I've just made some zeli, using a packet from the supermarket. So far as I could see, with my one month of Czech lessons, there were no cooking instructions on the packet, only nutritional information so I presumed all Czechs would know how to prepare it. It already had caraway seeds in it so I don't think I was supposed to do too much to it. I added some fried onions and garlic - and some chopped up parky because I happened to have some to use up - and it wasn't bad but it was a bit sharp and not as 'creamy/sloppy' as the zeli served in restaurants. Does anyone know what else I should have done to it? Or is it just different from restaurant zeli?
I'm little confused. You've got zelí in packet? I know raw cabbage - head cabbage, or "kysané/kyselé zelí" - sauerkraut - sour cabbage. Second is mostly in glass jar.
Whew eso, I'm glad to see you are confused. At first I thought that my czech must be worse than I thought since "zeli" to me meant "cabbage". There are caraway seeds in cabbage?
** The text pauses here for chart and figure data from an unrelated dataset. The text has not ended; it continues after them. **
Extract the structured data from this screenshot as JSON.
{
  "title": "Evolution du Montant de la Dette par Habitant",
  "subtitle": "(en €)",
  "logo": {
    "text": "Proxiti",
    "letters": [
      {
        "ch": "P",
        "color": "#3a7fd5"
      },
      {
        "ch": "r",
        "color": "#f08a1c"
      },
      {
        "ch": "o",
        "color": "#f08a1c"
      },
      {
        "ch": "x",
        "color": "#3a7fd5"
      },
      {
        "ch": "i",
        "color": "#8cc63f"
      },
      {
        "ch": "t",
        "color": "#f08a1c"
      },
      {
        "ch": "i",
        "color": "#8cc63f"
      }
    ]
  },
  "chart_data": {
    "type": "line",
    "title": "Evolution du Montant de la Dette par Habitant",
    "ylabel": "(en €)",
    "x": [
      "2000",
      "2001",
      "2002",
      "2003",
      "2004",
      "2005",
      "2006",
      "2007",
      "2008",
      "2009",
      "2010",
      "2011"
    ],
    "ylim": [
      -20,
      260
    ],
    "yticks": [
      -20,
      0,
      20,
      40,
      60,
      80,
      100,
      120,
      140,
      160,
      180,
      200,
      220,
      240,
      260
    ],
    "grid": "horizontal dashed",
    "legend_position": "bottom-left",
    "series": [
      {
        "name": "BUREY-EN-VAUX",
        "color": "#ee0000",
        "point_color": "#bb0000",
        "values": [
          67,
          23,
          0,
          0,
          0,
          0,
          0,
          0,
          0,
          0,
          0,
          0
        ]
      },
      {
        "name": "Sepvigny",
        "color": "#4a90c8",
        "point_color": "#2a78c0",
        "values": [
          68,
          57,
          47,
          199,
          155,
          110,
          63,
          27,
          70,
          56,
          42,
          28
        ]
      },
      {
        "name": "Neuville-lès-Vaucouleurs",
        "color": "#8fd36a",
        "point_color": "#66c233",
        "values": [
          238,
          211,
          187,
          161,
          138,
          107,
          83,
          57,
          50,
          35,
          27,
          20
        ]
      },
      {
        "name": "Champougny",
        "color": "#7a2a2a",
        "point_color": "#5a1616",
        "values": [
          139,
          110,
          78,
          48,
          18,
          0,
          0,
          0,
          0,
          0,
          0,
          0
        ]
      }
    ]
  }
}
What you have bought is "kyselé/kysané zelí" = sauerkraut (you may buy it in a glass or in a plastic bag). The easiest way to prepare it is to make "zelný salát". Mix the chopped sauerkraut with minced onions, let the acid liquid away (if you want, you may also drink it - it's considered healthy), add some oil and it's ready to serve Cooking is more difficult, at least there exist two principal ways to cook "zelí", Czech and Moravian arts. In the restaurant you usually get one of the Czech variants. The Moravian one is sweeter and cooked with "jíška/zásmažka"(="roux") - made from fat and flour.
According to a recipe in a Czech cookbook: 1/2 kg of sauerkraut (including the liquid ="lák") 6 dkg of pork lard 3 dkg of flour 1 onion 1-2 sugar cubes salt few drops of lemon juice (according to taste) vinegar (if the sauerkraut is not sour enough) Cut the saurkraut to shorter pieces. Let the chopped onion froth on oil, add sauerkraut and stew until it is soft, add flour, sugar and vinegar if necessary. "Dobrou chuť!" Please forgive me my terminology
I'm sorry I confused everyone. Silly me. Karel is quite right. The packet (plastic from the fridge rather than paper from the shelves) does indeed say "kysané zelí" but as it's called "zelí" in restaurants when served with pork and dumplings, I thought that was what it was known as. And thanks, Karel, for going to the trouble to looking up a recipe for me. For me, it would certainly need the sugar. I think the dish I've had in restaurants is wonderful and I'll carry on trying to replicate it. My late father was Czech - hence my user name. He escaped in 1940 and joined the RAF then stayed on after the war. For anyone who has visited the Czech National House on West End Lane in London, he was manager there after the war. He would have been amazed and delighted to know that I have moved to Prague and am trying to work out how to cook his national dishes!
Probably you will need a precise assay balance as dg means decigram(me). decigram n. Abbr. dg A metric unit of mass or weight equal to one-tenth of a gram (1/10 g).
Actually, it should be dag for decagram (10 g), but dkg is still common usage (albeit incorrect according to SI).
Incorrect according to SI, but correct according to Czech standard :wink:. Czech standard tolerates both possibilities, because Czechs are accustomed to the old prefix dk and because using of decagram is suprisingly popular here. Only pure scientists use the dag variant (or, in fact, even scientists don't use it because deca is not very serviceable prefix in science).
What a perfidious attack on me :lol:. I just tried :cry: to defend your usage of dkg, Karel :lol:. But I'm pretty sure there is an EU regulation for it :twisted:!
By the way, I was purposely nitpicking, so please, no one get your shorts in a knot! :wink: The main thing is that we understand one another, whether we say dkg or dag. And yes, we scientists don't have much use for the deca- prefix (or hecto- and deci- for that matter).
I am delighted to have been the instigator of so much scientific discussion, most of which I haven't understood! I will just get back to my cooking!
Sova, I loved your 'shorts in a knot' I usually say 'don't get your knickers in a twist' nothing to do with the topic though
here we say "don't get your panties in a knot", which is rather insulting when said to a man :lol: I just wanted to bring up one point with cooking zeli. We don't use flour or rue (jizka), we use one raw potato, very finely shredded and added to the cooked zeli. Then we cook it for another 5 to 10 minutes, stirring it. The starch in the potato thickens the zeli and the potato adds to the more compact consistency. I have often rinsed kysele zeli to get some of the sour taste out (and most of the salt). you can always add again at the end, if it's not sour enough.
I cook my kysele zeli the same way as you do, Kanadanka. I also first sauté some diced onion in little olive oil until it is golden brown. It gives it a little bit of a šmrnc, as they say. I remember that my friends’ mother who is from Olomouc was using jišku. We used the potato.